Create a Ruby wrapper for LEMON
- Mentors: Carlos Agarie (@agarie), John Prince (@jtprince)
- From their site: "LEMON stands for Library for Efficient Modeling and Optimization in Networks. It is a C++ template library providing efficient implementations of common data structures and algorithms with focus on combinatorial optimization tasks connected mainly with graphs and networks."
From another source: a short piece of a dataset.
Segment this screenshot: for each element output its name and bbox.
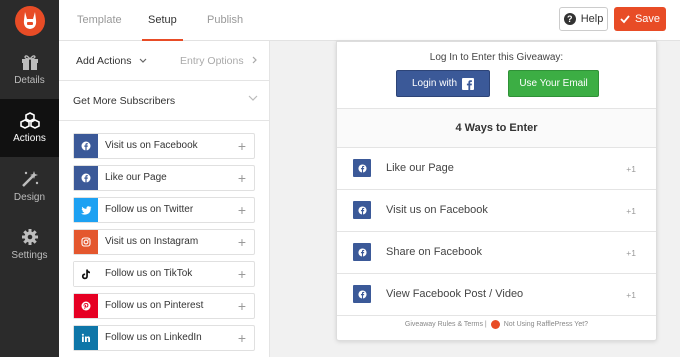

- The major hurdle will be to decide if we should use the original API, resulting in a tiny layer of C code to connect Ruby to LEMON, or if it (or parts of it) should be redesigned to have a more "Ruby-like feeling".
- This would be a great chance to learn more about Ruby's C API. Some experience with graphical models will be useful.
- This library would allow us to create probabilistic graphical models with SciRuby (using statsample and distribution).
- Related technologies and theories: MRI C API, wrapping external libraries, C/C++, graph theory.